I wish I could have been as excited as Vivian to see San Francisco Opera’s production of La traviata, but I’m afraid this one felt rather flat for me. Perhaps that is why, even though I wrote most of this right after seeing it in June, I never bothered to publish it until now.

The ensemble of La traviata. Photo by Cory Weaver.

The ensemble of La traviata. Photo by Cory Weaver.

Don’t get me wrong, I like this opera; it was one of the first I ever saw live, and I was looking forward to this production. While there was nothing particularly wrong with it, after the energy of Show Boat, it just seemed dull.

Of course, the story of La Dame aux Camélias (which La traviata is based on) is a bit dull; although I must say that the novel by Alexandre Dumas (fils) is a far better rendition of the plot then what Verdi relates here. However, Verdi’s music is brilliant and I think it was done a disservice in this production. The costumes and sets also seemed far too somber and muddied for a depiction of the life of a courtesan in nineteenth-century Paris.

Nicole Cabell (Violetta) and Saimir Pirgu (Alfredo). Photo by Cory Weaver.

Nicole Cabell (Violetta) and Saimir Pirgu (Alfredo). Photo by Cory Weaver.

I remember Nicole Cabell favorably from I Capuleti e i Montecchi, but she didn’t impress me here as Violetta. Reviewers seemed particularly down on the male leads, but I thought Saimir Pirgu (Alfredo) and Vladmir Stoyanov (Germont) both had a lovely tone and sounded solid, as did La Maratonista. She was also impressed by the flamenco dancers in Act II. As was I, but I trust her more on all things Spanish. As we all know, I’m a bit biased when it comes to Spain.

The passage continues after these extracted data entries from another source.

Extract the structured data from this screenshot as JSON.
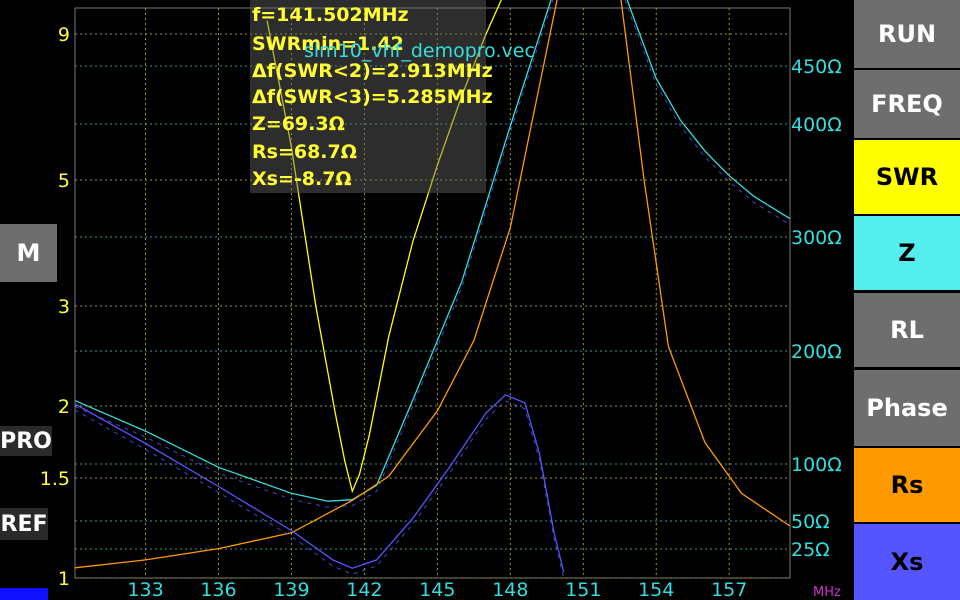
{
  "file_name": "sim10_vhf_demopro.vec",
  "info": {
    "f": "f=141.502MHz",
    "swr_min": "SWRmin=1.42",
    "df_swr2": "Δf(SWR<2)=2.913MHz",
    "df_swr3": "Δf(SWR<3)=5.285MHz",
    "z": "Z=69.3Ω",
    "rs": "Rs=68.7Ω",
    "xs": "Xs=-8.7Ω"
  },
  "buttons": {
    "run": "RUN",
    "freq": "FREQ",
    "swr": "SWR",
    "z": "Z",
    "rl": "RL",
    "phase": "Phase",
    "rs": "Rs",
    "xs": "Xs"
  },
  "side": {
    "m": "M",
    "pro": "PRO",
    "ref": "REF"
  },
  "colors": {
    "swr": "#ffff00",
    "z": "#33dddd",
    "rs": "#ff9900",
    "xs": "#5555ff",
    "run_bg": "#6e6e6e",
    "freq_bg": "#6e6e6e",
    "rl_bg": "#6e6e6e",
    "phase_bg": "#6e6e6e",
    "swr_bg": "#ffff00",
    "z_bg": "#55eeee",
    "rs_bg": "#ff9900",
    "xs_bg": "#5555ff",
    "grid": "#999933",
    "unit": "#cc33cc"
  },
  "chart_data": {
    "type": "line",
    "x_unit": "MHz",
    "x_ticks": [
      133,
      136,
      139,
      142,
      145,
      148,
      151,
      154,
      157
    ],
    "xlim": [
      130.1,
      159.5
    ],
    "left_axis": {
      "scale": "swr",
      "ticks": [
        "9",
        "5",
        "3",
        "2",
        "1.5",
        "1"
      ]
    },
    "right_axis": {
      "ticks": [
        "450Ω",
        "400Ω",
        "300Ω",
        "200Ω",
        "100Ω",
        "50Ω",
        "25Ω"
      ]
    },
    "series": [
      {
        "name": "SWR",
        "axis": "left",
        "x": [
          138.0,
          139.0,
          140.0,
          140.8,
          141.2,
          141.502,
          141.8,
          142.2,
          143.0,
          144.0,
          145.0,
          146.0,
          147.0,
          148.0,
          149.0,
          149.6
        ],
        "y": [
          9.5,
          5.7,
          3.0,
          1.95,
          1.6,
          1.42,
          1.52,
          1.78,
          2.65,
          3.9,
          5.3,
          7.0,
          9.0,
          11.2,
          13.5,
          15.0
        ]
      },
      {
        "name": "Z",
        "axis": "right",
        "x": [
          130.1,
          133,
          136,
          139,
          140.5,
          141.5,
          142.5,
          144,
          146,
          148,
          149.5,
          150.4,
          152,
          153,
          154,
          155,
          156,
          157,
          158,
          159.5
        ],
        "y": [
          157,
          130,
          98,
          75,
          68,
          69.3,
          82,
          158,
          262,
          400,
          500,
          560,
          560,
          500,
          442,
          405,
          378,
          356,
          338,
          318
        ]
      },
      {
        "name": "Rs",
        "axis": "right",
        "x": [
          130.1,
          133,
          136,
          139,
          141.5,
          143,
          145,
          146.5,
          148,
          149,
          150,
          151,
          152,
          152.5,
          153.5,
          154.5,
          156,
          157.5,
          159.5
        ],
        "y": [
          9,
          16,
          26,
          40,
          68.7,
          90,
          148,
          210,
          310,
          415,
          520,
          620,
          620,
          520,
          352,
          205,
          120,
          75,
          46
        ]
      },
      {
        "name": "Xs",
        "axis": "right",
        "x": [
          130.1,
          133,
          136,
          139,
          140.7,
          141.502,
          142.5,
          144,
          145.5,
          147,
          147.8,
          148.6,
          149.2,
          149.8,
          150.2
        ],
        "y": [
          154,
          119,
          81,
          42,
          16,
          -8.7,
          16,
          53,
          98,
          146,
          162,
          155,
          110,
          40,
          -5
        ]
      }
    ]
  }
}
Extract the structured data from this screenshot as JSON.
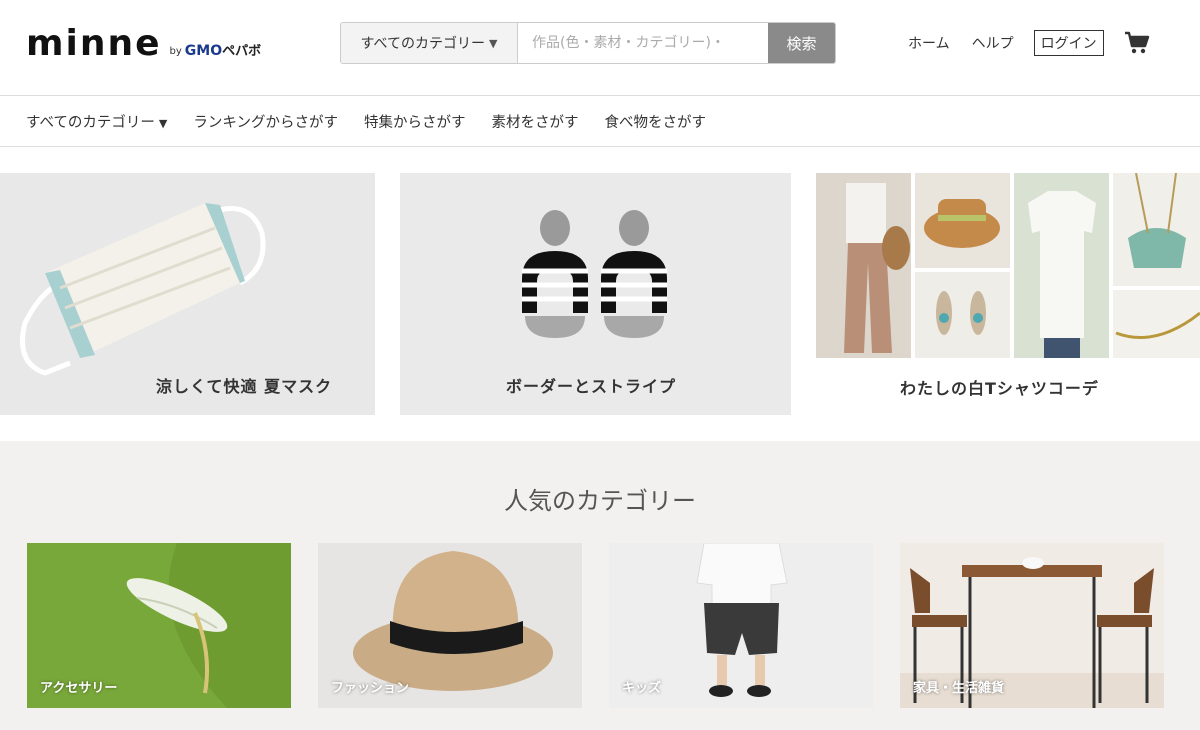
{
  "header": {
    "logo": {
      "main": "minne",
      "by": "by",
      "gmo": "GMO",
      "pepabo": "ペパボ"
    },
    "search": {
      "category": "すべてのカテゴリー",
      "placeholder": "作品(色・素材・カテゴリー)・",
      "button": "検索"
    },
    "nav": {
      "home": "ホーム",
      "help": "ヘルプ",
      "login": "ログイン"
    },
    "icons": {
      "cart": "cart-icon",
      "caret": "caret-down-icon"
    }
  },
  "category_nav": {
    "all": "すべてのカテゴリー",
    "items": [
      "ランキングからさがす",
      "特集からさがす",
      "素材をさがす",
      "食べ物をさがす"
    ]
  },
  "features": [
    {
      "caption": "涼しくて快適 夏マスク"
    },
    {
      "caption": "ボーダーとストライプ"
    },
    {
      "caption": "わたしの白Tシャツコーデ"
    }
  ],
  "popular": {
    "title": "人気のカテゴリー",
    "cards": [
      {
        "label": "アクセサリー"
      },
      {
        "label": "ファッション"
      },
      {
        "label": "キッズ"
      },
      {
        "label": "家具・生活雑貨"
      }
    ]
  }
}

Speaking of dancing, this production made me long to revisit a different version of La Dame aux Camélias, which I saw last fall in Paris: the ballet of the same name by John Neumeier. With gorgeous piano music by Frédéric Chopin, in this case played live on stage, this adaptation is absolutely stunning. Neumeier’s work keeps the original framing of the Dumas novel while weaving into the story the tale of the other fallen woman of French literature who Dumas references, Manon Lescaut. San Francisco Ballet needs to put on a production of this gem stat. It would certainly be a welcome change from their constant repetition of Giselle, Romeo and Juliet, and Swan Lake. Of course, I’d also be down for Sylvia or Le Corsaire before seeing those again. Even Coppélia and The Sleeping Beauty come this way all too rarely. But, really, with its incredible roster of ballerinas, San Francisco Ballet would do a great job with the strong female roles in Neumeier’s piece.